Though incredibly popular in the Steel City, Polamalu may face a challenge winning induction into the Pro Football Hall of Fame, according to Darril Gantt of ProFootballTalk. “Safeties are among the most under-represented positions in the Hall of Fame, with any of them struggling to get beyond the finalist vote to 15,” he writes. “There are currently 24 defensive backs enshrined in Canton, a group dominated by cornerbacks.” He notes that Donnie Shell, who may have been a better Steelers safety, failed to win honors in Canton, and that playing in an era with Ed Reed may hurt Polamalu. But the All-American USC Trojan surely can point to playing a more starring role among his Steel Curtain cast than Shell and show his two rings to Reed’s one.
Polamalu won spots on eight Pro Bowl teams and played as the NFL’s Defensive Player of the Year in 2010. The hard-hitting safety, known for his wild hair and intense play, accumulated 32 interceptions and 12 sacks during his career.
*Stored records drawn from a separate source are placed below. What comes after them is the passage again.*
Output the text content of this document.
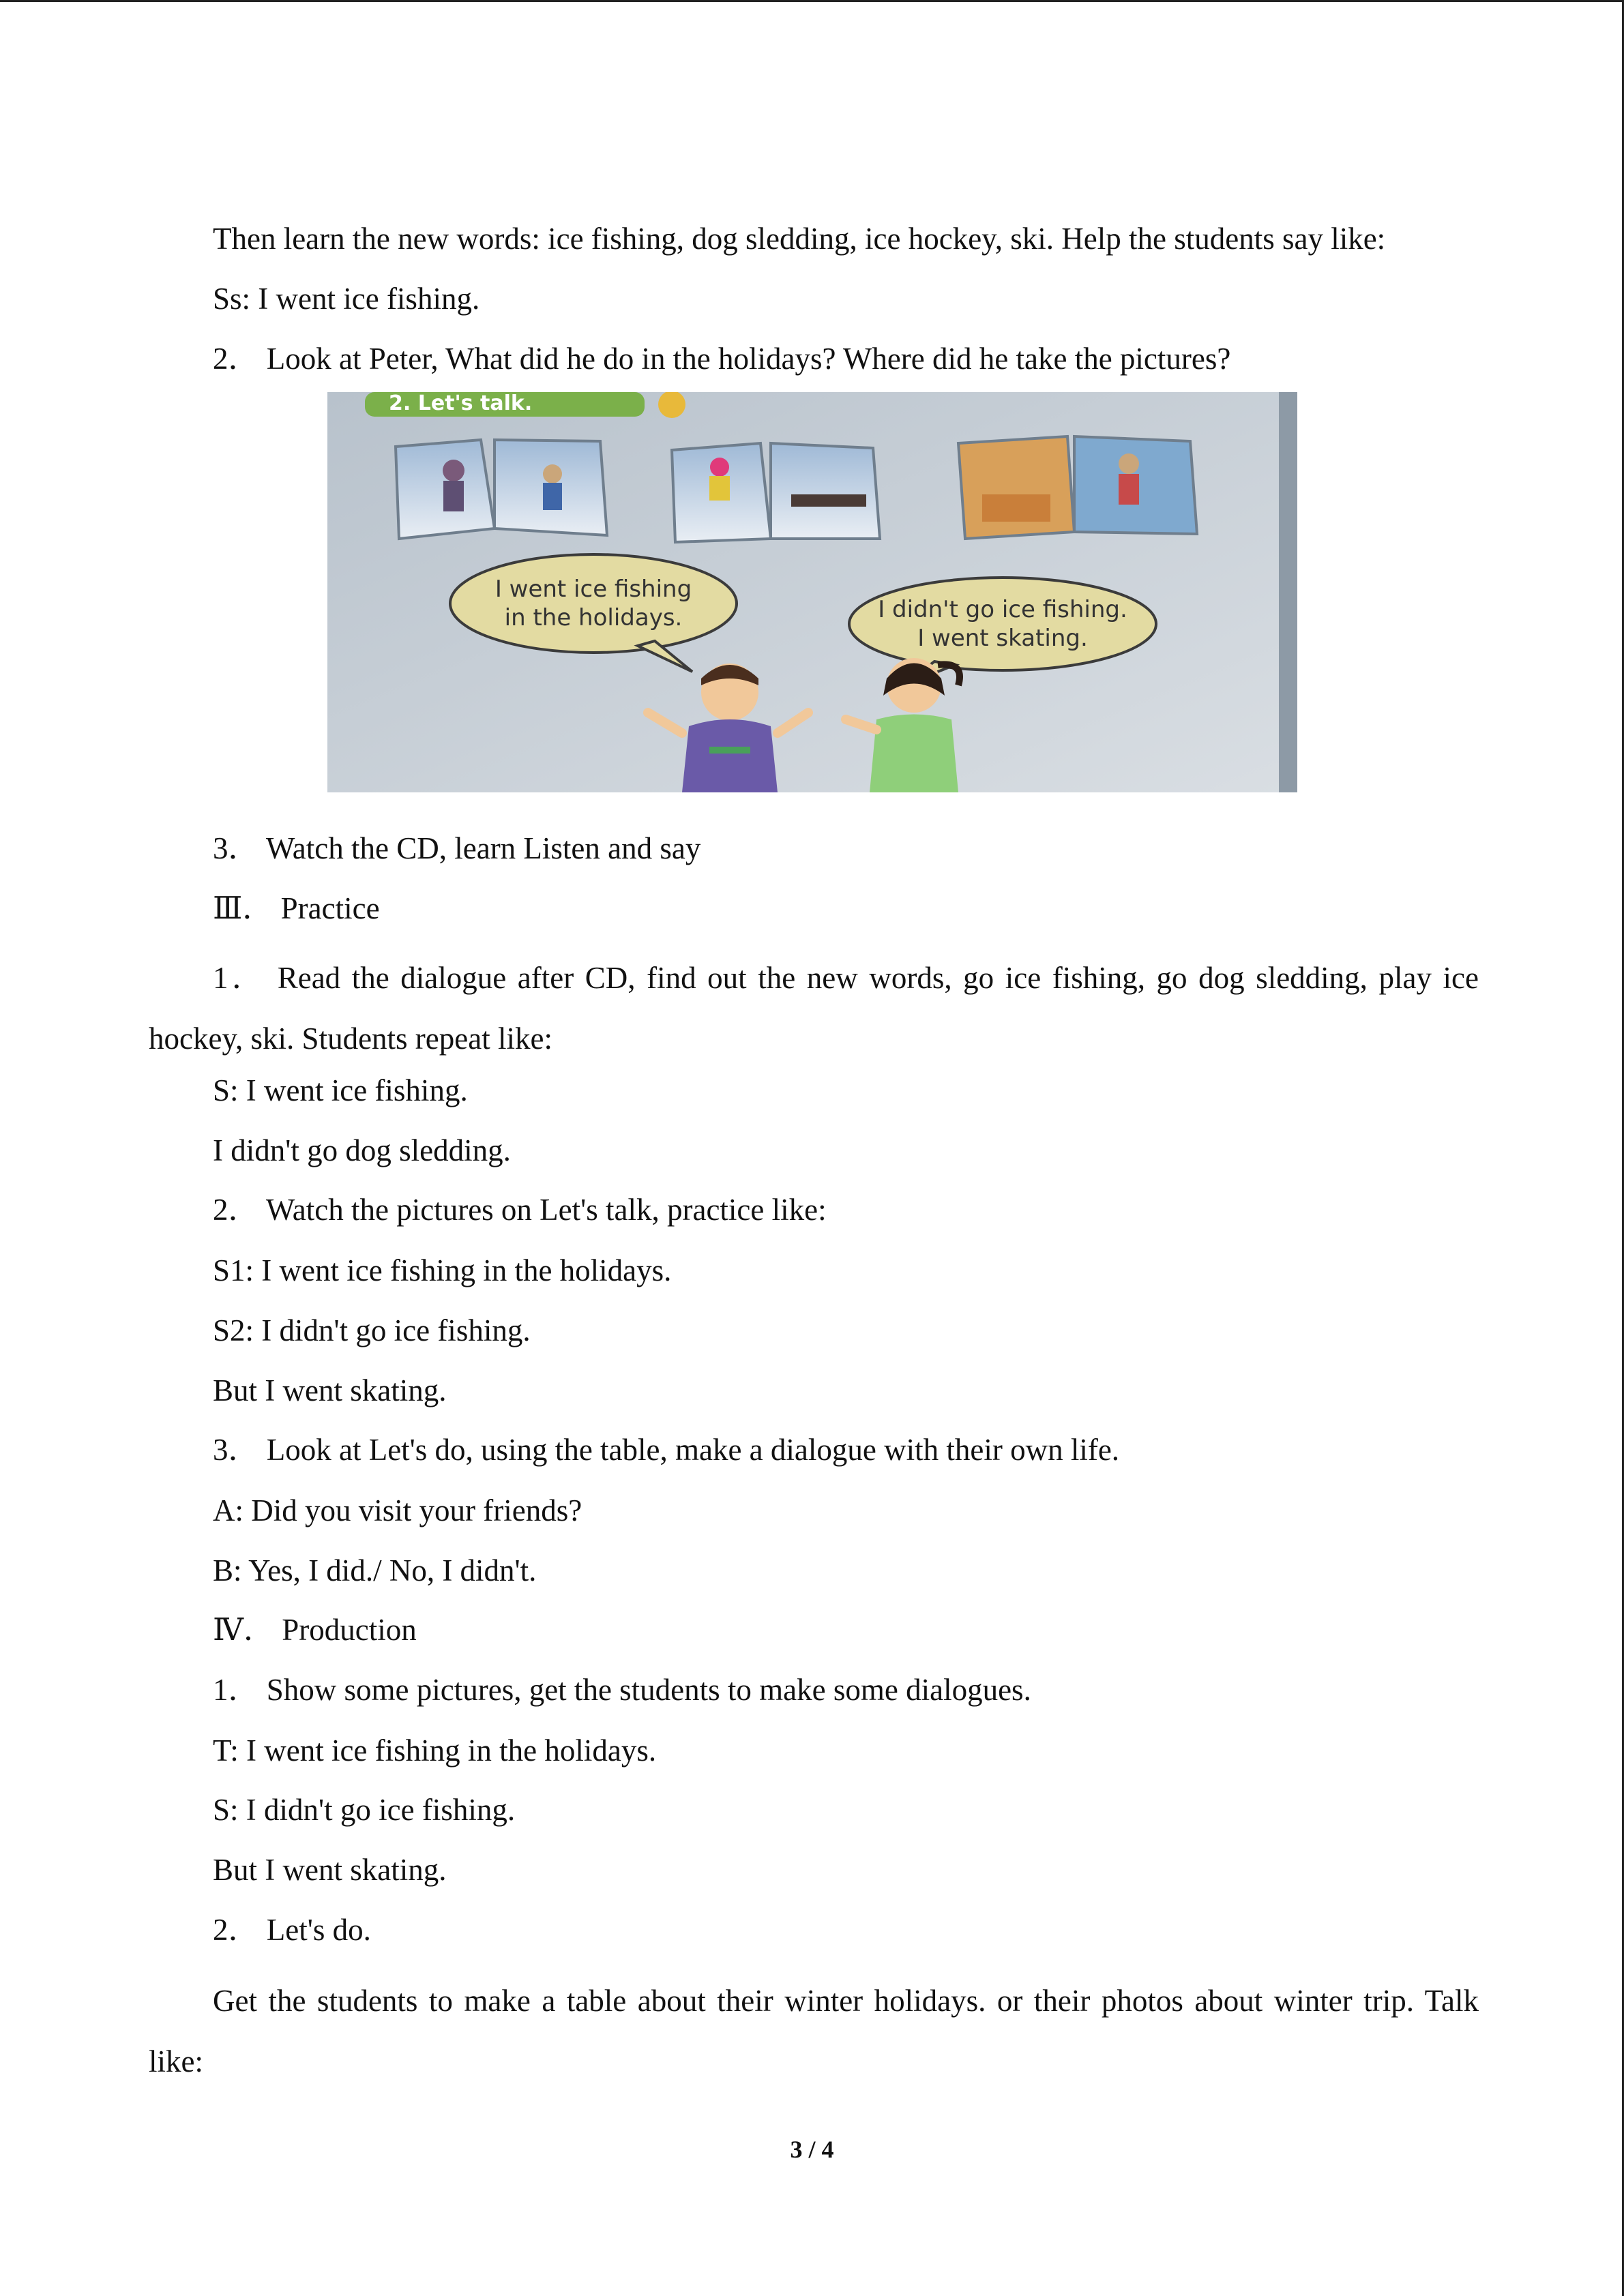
Then learn the new words: ice fishing, dog sledding, ice hockey, ski. Help the students say like:
Ss: I went ice fishing.
2． Look at Peter, What did he do in the holidays? Where did he take the pictures?
2. Let's talk.
I went ice fishing
in the holidays.	I didn't go ice fishing.
I went skating.
3． Watch the CD, learn Listen and say
Ⅲ． Practice
1． Read the dialogue after CD, find out the new words, go ice fishing, go dog sledding, play ice hockey, ski. Students repeat like:
S: I went ice fishing.
I didn't go dog sledding.
2． Watch the pictures on Let's talk, practice like:
S1: I went ice fishing in the holidays.
S2: I didn't go ice fishing.
But I went skating.
3． Look at Let's do, using the table, make a dialogue with their own life.
A: Did you visit your friends?
B: Yes, I did./ No, I didn't.
Ⅳ． Production
1． Show some pictures, get the students to make some dialogues.
T: I went ice fishing in the holidays.
S: I didn't go ice fishing.
But I went skating.
2． Let's do.
Get the students to make a table about their winter holidays. or their photos about winter trip. Talk like:
3 / 4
But the Samoan-American, hobbled by injuries the past few seasons, slowed considerably in 2014. The 33-year-old spent his entire 12-year career as a Pittsburgh Steeler.
“Thirty-three is obviously significant because of Christ being 33; and 12 years, 12 apostles,” Polamalu told the Evening-Standard. “I’m not superstitious by any means but I always thought that if I played 12 years and retire from football at 33 and give my life and give my body and give my blood to this game, I think that would be a pretty significant landmark in my life.”